History

United Kingdom
- Name: HMS Ledsham
- Builder: J. Bolson, Poole
- Launched: 30 June 1954
- Completed: 22 March 1955
- Out of service: Sold April 1971
- Renamed: by 2007 Nipatina
- Fate: After being moored at Deptford Creek, London since 2007 the ship caught fire in January 2017.

General characteristics
- Class & type: Ham-class minesweeper
- Displacement: 120 tons standard; 164 tons full;
- Length: 106 ft 6 in (32.46 m)
- Beam: 22 ft (6.7 m)
- Draught: 5 ft 9 in (1.75 m)
- Propulsion: 2 shaft Paxman 12YHAXM diesels, 1,100 bhp (820 kW)
- Speed: 14 knots (26 km/h)
- Complement: 2 officers, 13 ratings
- Armament: 1 × Bofors 40 mm L/60 gun / 20 mm Oerlikon gun
- Notes: Pennant number(s): M2706 / IMS43

= HMS Ledsham =

Minesweeper of the Royal Navy

HMS Ledsham was one of 93 ships of the of inshore minesweepers. Their names were all chosen from villages ending in -ham. The minesweeper was named after Ledsham, Cheshire or Ledsham, West Yorkshire.

She was built by J. Bolson & Son Ltd. at Poole, and launched on 30 June 1954.

HMS Ledsham was sold on 1971 for breaking up at Newhaven, Sussex. By 1998 she was moored in Deptford Creek, southeast London, as a venue for local events, but the stern was damaged by fire in 2008.
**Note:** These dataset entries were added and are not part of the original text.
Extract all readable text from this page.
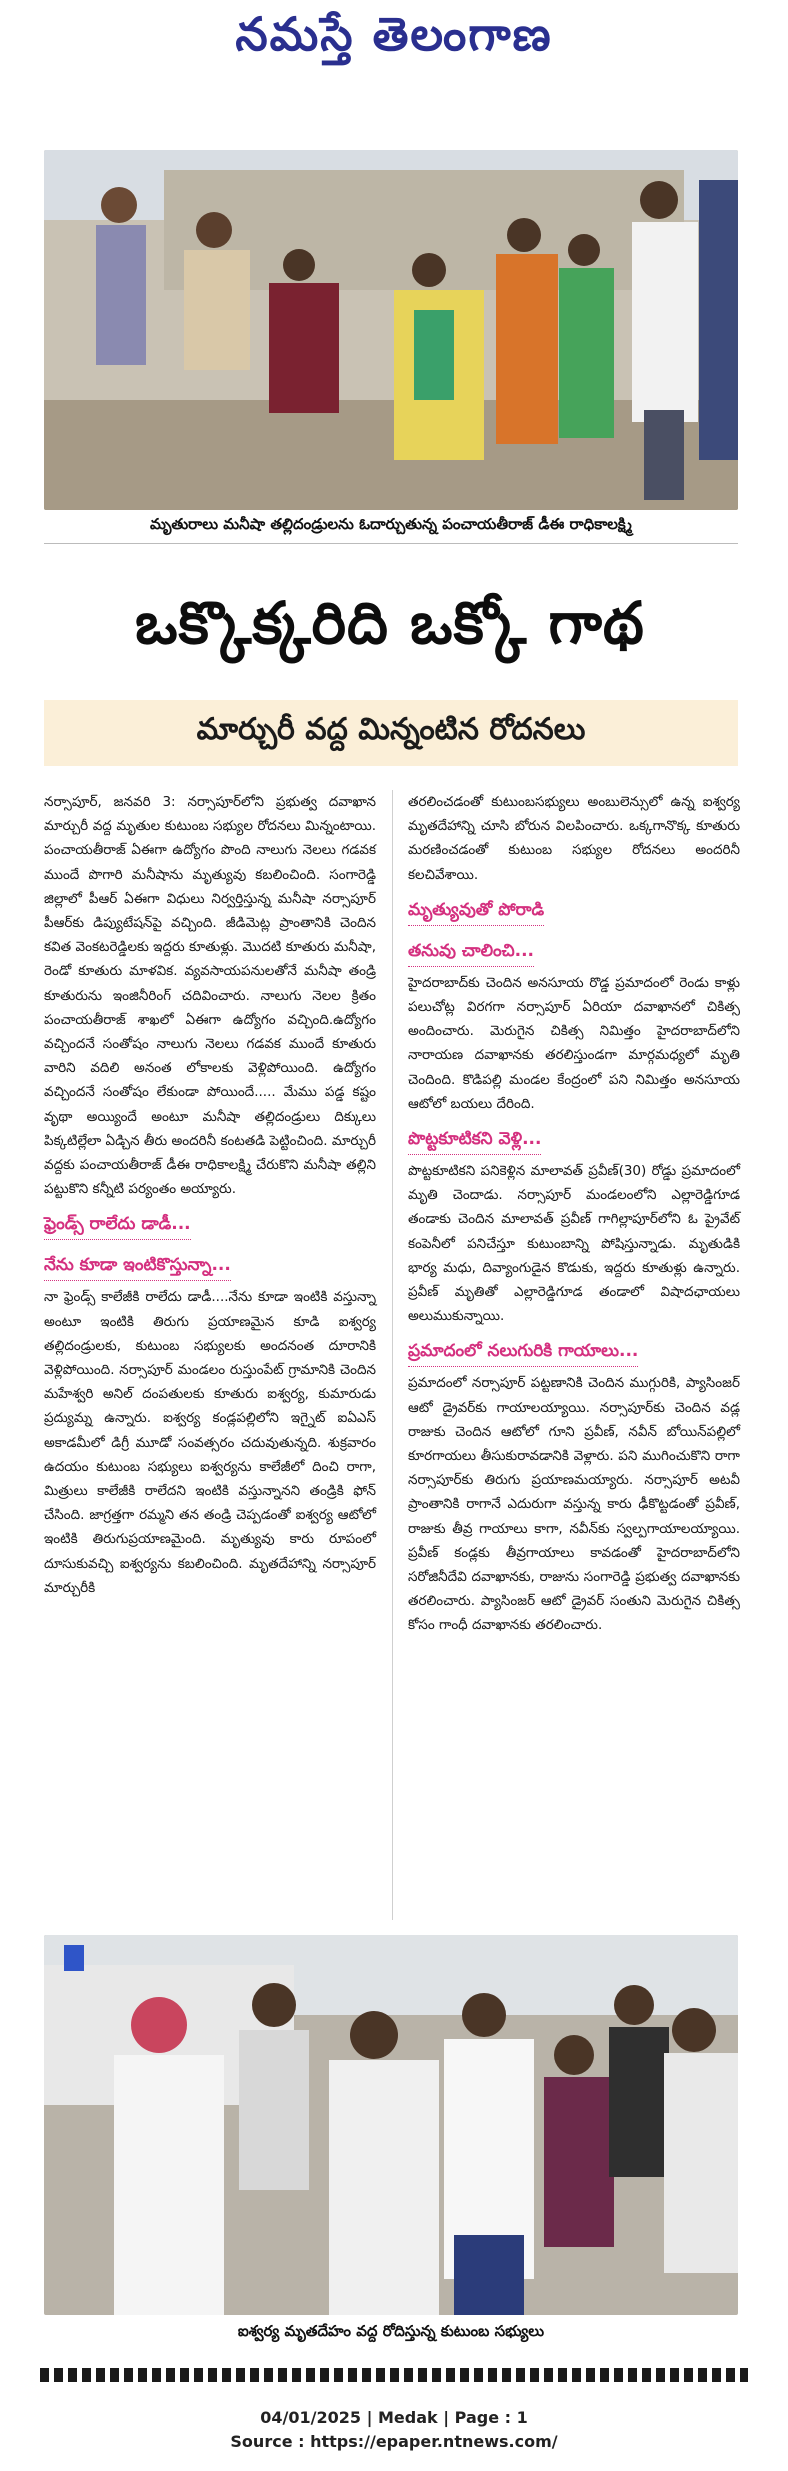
నమస్తే తెలంగాణ
మృతురాలు మనీషా తల్లిదండ్రులను ఓదార్చుతున్న పంచాయతీరాజ్ డీఈ రాధికాలక్ష్మి
ఒక్కొక్కరిది ఒక్కో గాథ
మార్చురీ వద్ద మిన్నంటిన రోదనలు

నర్సాపూర్, జనవరి 3: నర్సాపూర్‌లోని ప్రభుత్వ దవాఖాన మార్చురీ వద్ద మృతుల కుటుంబ సభ్యుల రోదనలు మిన్నంటాయి. పంచాయతీరాజ్ ఏఈగా ఉద్యోగం పొంది నాలుగు నెలలు గడవక ముందే పొగారి మనీషాను మృత్యువు కబలించింది. సంగారెడ్డి జిల్లాలో పీఆర్ ఏఈగా విధులు నిర్వర్తిస్తున్న మనీషా నర్సాపూర్ పీఆర్‌కు డిప్యుటేషన్‌పై వచ్చింది. జీడిమెట్ల ప్రాంతానికి చెందిన కవిత వెంకటరెడ్డిలకు ఇద్దరు కూతుళ్లు. మొదటి కూతురు మనీషా, రెండో కూతురు మాళవిక. వ్యవసాయపనులతోనే మనీషా తండ్రి కూతురును ఇంజినీరింగ్ చదివించారు. నాలుగు నెలల క్రితం పంచాయతీరాజ్ శాఖలో ఏఈగా ఉద్యోగం వచ్చింది.ఉద్యోగం వచ్చిందనే సంతోషం నాలుగు నెలలు గడవక ముందే కూతురు వారిని వదిలి అనంత లోకాలకు వెళ్లిపోయింది. ఉద్యోగం వచ్చిందనే సంతోషం లేకుండా పోయిందే..... మేము పడ్డ కష్టం వృథా అయ్యిందే అంటూ మనీషా తల్లిదండ్రులు దిక్కులు పిక్కటిల్లేలా ఏడ్చిన తీరు అందరినీ కంటతడి పెట్టించింది. మార్చురీ వద్దకు పంచాయతీరాజ్ డీఈ రాధికాలక్ష్మి చేరుకొని మనీషా తల్లిని పట్టుకొని కన్నీటి పర్యంతం అయ్యారు.

ఫ్రెండ్స్ రాలేదు డాడీ...
నేను కూడా ఇంటికొస్తున్నా...

నా ఫ్రెండ్స్ కాలేజీకి రాలేదు డాడీ....నేను కూడా ఇంటికి వస్తున్నా అంటూ ఇంటికి తిరుగు ప్రయాణమైన కూడి ఐశ్వర్య తల్లిదండ్రులకు, కుటుంబ సభ్యులకు అందనంత దూరానికి వెళ్లిపోయింది. నర్సాపూర్ మండలం రుస్తుంపేట్ గ్రామానికి చెందిన మహేశ్వరి అనిల్ దంపతులకు కూతురు ఐశ్వర్య, కుమారుడు ప్రద్యుమ్న ఉన్నారు. ఐశ్వర్య కండ్లపల్లిలోని ఇగ్నైట్ ఐఏఎస్ అకాడమీలో డిగ్రీ మూడో సంవత్సరం చదువుతున్నది. శుక్రవారం ఉదయం కుటుంబ సభ్యులు ఐశ్వర్యను కాలేజీలో దించి రాగా, మిత్రులు కాలేజీకి రాలేదని ఇంటికి వస్తున్నానని తండ్రికి ఫోన్ చేసింది. జాగ్రత్తగా రమ్మని తన తండ్రి చెప్పడంతో ఐశ్వర్య ఆటోలో ఇంటికి తిరుగుప్రయాణమైంది. మృత్యువు కారు రూపంలో దూసుకువచ్చి ఐశ్వర్యను కబలించింది. మృతదేహాన్ని నర్సాపూర్ మార్చురీకి

తరలించడంతో కుటుంబసభ్యులు అంబులెన్సులో ఉన్న ఐశ్వర్య మృతదేహాన్ని చూసి బోరున విలపించారు. ఒక్కగానొక్క కూతురు మరణించడంతో కుటుంబ సభ్యుల రోదనలు అందరినీ కలచివేశాయి.

మృత్యువుతో పోరాడి
తనువు చాలించి...

హైదరాబాద్‌కు చెందిన అనసూయ రొడ్డ ప్రమాదంలో రెండు కాళ్లు పలుచోట్ల విరగగా నర్సాపూర్ ఏరియా దవాఖానలో చికిత్స అందించారు. మెరుగైన చికిత్స నిమిత్తం హైదరాబాద్‌లోని నారాయణ దవాఖానకు తరలిస్తుండగా మార్గమధ్యలో మృతి చెందింది. కొడిపల్లి మండల కేంద్రంలో పని నిమిత్తం అనసూయ ఆటోలో బయలు దేరింది.

పొట్టకూటికని వెళ్లి...

పొట్టకూటికని పనికెళ్లిన మాలావత్ ప్రవీణ్(30) రోడ్డు ప్రమాదంలో మృతి చెందాడు. నర్సాపూర్ మండలంలోని ఎల్లారెడ్డిగూడ తండాకు చెందిన మాలావత్ ప్రవీణ్ గాగిల్లాపూర్‌లోని ఓ ప్రైవేట్ కంపెనీలో పనిచేస్తూ కుటుంబాన్ని పోషిస్తున్నాడు. మృతుడికి భార్య మధు, దివ్యాంగుడైన కొడుకు, ఇద్దరు కూతుళ్లు ఉన్నారు. ప్రవీణ్ మృతితో ఎల్లారెడ్డిగూడ తండాలో విషాదఛాయలు అలుముకున్నాయి.

ప్రమాదంలో నలుగురికి గాయాలు...

ప్రమాదంలో నర్సాపూర్ పట్టణానికి చెందిన ముగ్గురికి, ప్యాసింజర్ ఆటో డ్రైవర్‌కు గాయాలయ్యాయి. నర్సాపూర్‌కు చెందిన వడ్ల రాజుకు చెందిన ఆటోలో గూని ప్రవీణ్, నవీన్ బోయిన్‌పల్లిలో కూరగాయలు తీసుకురావడానికి వెళ్లారు. పని ముగించుకొని రాగా నర్సాపూర్‌కు తిరుగు ప్రయాణమయ్యారు. నర్సాపూర్ అటవీ ప్రాంతానికి రాగానే ఎదురుగా వస్తున్న కారు ఢీకొట్టడంతో ప్రవీణ్, రాజుకు తీవ్ర గాయాలు కాగా, నవీన్‌కు స్వల్పగాయాలయ్యాయి. ప్రవీణ్ కండ్లకు తీవ్రగాయాలు కావడంతో హైదరాబాద్‌లోని సరోజినీదేవి దవాఖానకు, రాజును సంగారెడ్డి ప్రభుత్వ దవాఖానకు తరలించారు. ప్యాసింజర్ ఆటో డ్రైవర్ సంతుని మెరుగైన చికిత్స కోసం గాంధీ దవాఖానకు తరలించారు.

ఐశ్వర్య మృతదేహం వద్ద రోదిస్తున్న కుటుంబ సభ్యులు
04/01/2025 | Medak | Page : 1
Source : https://epaper.ntnews.com/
From 2012 she was repaired and renovated as the centre of The Minesweeper Collective, an artists' cooperative. The minesweeper housed a printing studio, and was a venue for art and music events. On the night of 5 January 2017 an explosion near the former minesweeper led to the ship catching fire whilst the London Fire Brigade deployed a dozen fire engines to the scene.